Kami menginformasikan bahwa terkait pertanyaan tersebut agar memperhatikan ketentuan peraturan perundang-undangan dan dokumen sebagai berikut:
1. Kitab Undang-Undang Hukum Perdata (KUHPer)
Pasal 1917
Kekuatan suatu putusan Hakim yang telah memperoleh kekuatan hukum yang pasti hanya mengenai pokok perkara yang bersangkutan.
Untuk dapat menggunakan kekuatan itu, soal yang dituntut harus sama; tuntutan harus didasarkan pada alasan yang sama; dan harus diajukan oleh pihak yang sama dan terhadap pihak-pihak yang sama dalam hubungan yang sama pula.
Pasal 1918
Suatu putusan Hakim yang telah mempunyai kekuatan hukum yang pasti, yang menyatakan hukuman kepada seseorang yang karena suatu kejahatan atau pelanggaran dalam suatu perkara perdata, dapat diterima sebagai suatu bukti tentang perbuatan yang telah dilakukan, kecuali jika dapat dibuktikan sebaliknya.
2. Reglemen Indonesia yang Diperbaharui (“HIR”)
Penjelasan Pasal 195
Dalam perkara perdata oleh karena pihak yang menang telah memperoleh keputusan hakim yang menghukum pihak lawannya maka ia berhak dengan alat-alat yang diperbolehkan oleh undang-undang untuk memaksa pihak lawan guna mematuhi keputusan hakim itu.
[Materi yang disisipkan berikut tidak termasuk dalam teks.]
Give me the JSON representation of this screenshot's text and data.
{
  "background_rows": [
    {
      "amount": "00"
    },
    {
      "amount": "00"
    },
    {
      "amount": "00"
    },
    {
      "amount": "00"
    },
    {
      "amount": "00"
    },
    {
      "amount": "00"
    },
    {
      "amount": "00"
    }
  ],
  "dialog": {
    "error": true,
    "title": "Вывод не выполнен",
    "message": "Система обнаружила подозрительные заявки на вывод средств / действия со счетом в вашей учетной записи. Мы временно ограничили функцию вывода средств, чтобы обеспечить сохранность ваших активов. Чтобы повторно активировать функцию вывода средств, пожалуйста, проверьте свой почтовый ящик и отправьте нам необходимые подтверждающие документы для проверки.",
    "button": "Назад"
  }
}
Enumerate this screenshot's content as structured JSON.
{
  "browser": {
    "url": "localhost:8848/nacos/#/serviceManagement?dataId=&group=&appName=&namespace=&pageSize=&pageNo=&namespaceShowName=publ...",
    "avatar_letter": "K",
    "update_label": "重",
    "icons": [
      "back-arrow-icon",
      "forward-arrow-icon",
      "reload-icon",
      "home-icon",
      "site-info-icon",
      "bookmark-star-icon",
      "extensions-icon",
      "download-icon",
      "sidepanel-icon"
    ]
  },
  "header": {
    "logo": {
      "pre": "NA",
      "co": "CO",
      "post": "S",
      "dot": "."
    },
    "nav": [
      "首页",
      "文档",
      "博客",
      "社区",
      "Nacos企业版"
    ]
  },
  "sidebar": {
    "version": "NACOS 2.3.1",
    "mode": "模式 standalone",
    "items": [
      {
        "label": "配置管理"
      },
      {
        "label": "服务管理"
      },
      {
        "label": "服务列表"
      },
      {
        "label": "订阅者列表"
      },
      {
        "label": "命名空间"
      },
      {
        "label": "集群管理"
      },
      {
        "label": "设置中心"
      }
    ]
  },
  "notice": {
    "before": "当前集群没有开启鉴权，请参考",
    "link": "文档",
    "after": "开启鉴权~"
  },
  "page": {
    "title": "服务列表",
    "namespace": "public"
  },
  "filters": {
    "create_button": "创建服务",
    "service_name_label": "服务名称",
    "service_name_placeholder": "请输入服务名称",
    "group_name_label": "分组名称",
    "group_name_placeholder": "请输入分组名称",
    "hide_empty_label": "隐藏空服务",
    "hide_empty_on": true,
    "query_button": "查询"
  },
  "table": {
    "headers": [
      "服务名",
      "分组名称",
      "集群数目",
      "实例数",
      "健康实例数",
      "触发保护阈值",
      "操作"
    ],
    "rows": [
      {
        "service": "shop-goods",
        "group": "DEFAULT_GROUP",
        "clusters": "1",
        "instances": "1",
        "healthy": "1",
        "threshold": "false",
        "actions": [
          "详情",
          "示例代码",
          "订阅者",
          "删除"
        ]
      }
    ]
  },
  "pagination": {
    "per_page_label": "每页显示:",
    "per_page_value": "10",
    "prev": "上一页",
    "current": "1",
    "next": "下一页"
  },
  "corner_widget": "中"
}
Hak ini memang sudah selayaknya, sebab kalau tidak ada kemungkinan untuk memaksa orang yang dihukum maka peradilan akan tidak ada gunanya
Dalam hal ini
tidak ada jalan lain bagi pihak yang menang dari pada menggunakan haknya itu dengan perantaraan hakim untuk melaksanakan putusan tersebut, akan tetapi
putusan itu harus benar-benar telah dapat dijalankan, telah memperoleh kekuatan pasti, artinya semua jalan hukum untuk melawan keputusan itu sudah
dipergunakan, atau tidak dipergunakan karena lewat waktunya, kecuali kalau putusan itu dinyatakan dapat dijalankan dengan segera, walaupun ada perlawanan, banding atau kasasi.
Pasal 196
Jika pihak yang dikalahkan tidak mau atau lalai untuk memenuhi isi keputusan itu dengan damai, maka pihak yang menang memasukkan permintaan, baik dengan lisan, maupun dengan surat, kepada ketua, pengadilan negeri yang tersebut pada ayat pertama Pasal 195, buat menjalankan keputusan itu Ketua menyuruh memanggil pihak yang dikalahkan itu serta memperingatkan, supaya ia memenuhi keputusan itu di dalam tempo yang ditentukan oleh ketua, yang selama-lamanya delapan hari.
Pasal 197
Jika sudah lewat tempo yang ditentukan itu, dan yang dikalahkan belum juga memenuhi keputusan itu, atau ia jika dipanggil dengan patut, tidak datang menghadap, maka ketua oleh karena jabatannya memberi perintah dengan surat, supaya disita sekalian banyak barang-barang yang tidak tetap dan jika tidak ada, atau ternyata tidak cukup sekian banyak barang tetap kepunyaan orang yang dikalahkan itu sampai dirasa cukup akan pengganti jumlah uang yang tersebut di dalam keputusan itu dan ditambah pula dengan semua biaya untuk menjalankan keputusan itu.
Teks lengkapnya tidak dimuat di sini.